On my last trip home to Texas, I became what I termed a food terrorist and my attitudes caused some hurt feelings in my family. I ate a terrible meal on the plane and could get nothing but fast food for the next several meals. And I was scandalized when my health-conscious mom, who takes herbal supplements and exercises regularly, took a complete meal in a bag from the freezer and popped it in the microwave. (Apparently, I had a short memory span for the way things work in the United States.)

Finally, I took control and began shopping for and cooking my own meals. Fresh vegetables transformed into Asian stir-fry and ratatouille. The very act of selecting peppers, dicing tomatoes and sautéing eggplant were as mentally invigorating as the physical nourishment the food provided. My act led to hurt feelings for my father, who was determined to welcome me home with a good, Texas steak (probably plump full of growth hormones). I apologize, mom and dad. I don’t want to knock all American food– just some of it.

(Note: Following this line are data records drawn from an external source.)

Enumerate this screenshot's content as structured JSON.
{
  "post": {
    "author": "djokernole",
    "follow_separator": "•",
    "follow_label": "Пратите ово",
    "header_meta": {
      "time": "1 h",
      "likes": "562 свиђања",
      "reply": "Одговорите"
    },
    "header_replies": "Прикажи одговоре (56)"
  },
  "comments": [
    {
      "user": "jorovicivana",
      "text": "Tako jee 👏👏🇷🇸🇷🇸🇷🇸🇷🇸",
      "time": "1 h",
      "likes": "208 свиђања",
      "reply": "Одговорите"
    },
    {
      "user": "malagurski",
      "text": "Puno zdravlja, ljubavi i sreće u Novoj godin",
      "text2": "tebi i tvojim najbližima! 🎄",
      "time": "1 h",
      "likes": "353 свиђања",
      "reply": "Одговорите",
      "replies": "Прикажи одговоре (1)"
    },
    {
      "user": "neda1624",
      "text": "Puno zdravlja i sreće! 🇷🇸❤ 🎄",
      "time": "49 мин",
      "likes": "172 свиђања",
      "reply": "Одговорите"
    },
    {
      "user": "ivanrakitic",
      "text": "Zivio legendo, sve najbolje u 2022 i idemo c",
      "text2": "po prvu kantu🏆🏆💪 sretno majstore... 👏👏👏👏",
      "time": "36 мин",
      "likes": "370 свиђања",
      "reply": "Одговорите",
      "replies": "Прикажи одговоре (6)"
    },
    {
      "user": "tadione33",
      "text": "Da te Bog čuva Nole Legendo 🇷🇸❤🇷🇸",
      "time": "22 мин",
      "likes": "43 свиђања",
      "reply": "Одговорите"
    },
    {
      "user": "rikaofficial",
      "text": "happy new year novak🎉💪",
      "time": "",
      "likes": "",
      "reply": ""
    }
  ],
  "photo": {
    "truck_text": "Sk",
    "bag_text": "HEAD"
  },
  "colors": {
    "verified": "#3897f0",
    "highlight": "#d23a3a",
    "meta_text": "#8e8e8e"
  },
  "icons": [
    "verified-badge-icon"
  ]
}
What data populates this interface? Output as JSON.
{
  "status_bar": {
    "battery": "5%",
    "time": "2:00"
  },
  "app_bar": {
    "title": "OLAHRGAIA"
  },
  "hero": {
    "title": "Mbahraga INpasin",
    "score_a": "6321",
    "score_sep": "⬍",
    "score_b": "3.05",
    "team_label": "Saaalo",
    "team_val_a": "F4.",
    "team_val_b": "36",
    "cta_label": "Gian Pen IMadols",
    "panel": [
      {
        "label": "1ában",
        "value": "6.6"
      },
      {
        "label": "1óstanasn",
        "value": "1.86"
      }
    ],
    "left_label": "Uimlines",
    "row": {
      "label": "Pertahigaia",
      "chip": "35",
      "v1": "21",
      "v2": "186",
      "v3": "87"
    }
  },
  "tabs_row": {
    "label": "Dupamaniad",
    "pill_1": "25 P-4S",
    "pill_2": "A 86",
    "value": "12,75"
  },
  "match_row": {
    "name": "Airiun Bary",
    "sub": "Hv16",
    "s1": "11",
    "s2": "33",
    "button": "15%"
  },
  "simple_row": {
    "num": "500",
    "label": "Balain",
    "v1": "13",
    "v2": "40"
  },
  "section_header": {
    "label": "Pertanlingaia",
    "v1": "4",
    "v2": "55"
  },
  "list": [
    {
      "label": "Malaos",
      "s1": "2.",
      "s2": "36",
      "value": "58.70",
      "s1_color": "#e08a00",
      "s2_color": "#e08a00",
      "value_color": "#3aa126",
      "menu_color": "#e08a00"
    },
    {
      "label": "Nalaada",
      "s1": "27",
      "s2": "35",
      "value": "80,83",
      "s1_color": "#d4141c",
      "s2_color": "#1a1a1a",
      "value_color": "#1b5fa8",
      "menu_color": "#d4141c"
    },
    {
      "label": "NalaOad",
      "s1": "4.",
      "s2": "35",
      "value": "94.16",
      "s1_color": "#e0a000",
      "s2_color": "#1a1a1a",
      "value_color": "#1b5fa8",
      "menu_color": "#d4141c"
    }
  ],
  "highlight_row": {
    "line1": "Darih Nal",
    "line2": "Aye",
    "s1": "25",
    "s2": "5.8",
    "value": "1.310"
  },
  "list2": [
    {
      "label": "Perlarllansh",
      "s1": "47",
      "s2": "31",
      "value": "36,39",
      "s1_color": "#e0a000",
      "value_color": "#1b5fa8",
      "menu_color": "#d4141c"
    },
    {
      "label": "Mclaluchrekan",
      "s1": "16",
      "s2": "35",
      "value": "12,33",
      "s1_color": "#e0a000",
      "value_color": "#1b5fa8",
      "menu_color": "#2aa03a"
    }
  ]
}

Food can become an international language, and I pledge to use it as such. As a traveler, I have always eaten my way through countries. In some places, such as India, I viewed it as an achievement if I didn’t get sick. As a foreign correspondent, I want to eat and write my way through distant lands. Food is a way to share the world. Food is a way to see things through other people’s eyes. Field chefs must serve up piping hot dishes that transport readers to a particular time and space. Those at home can first feast their intellect and then try a new recipe to indulge in their humanity.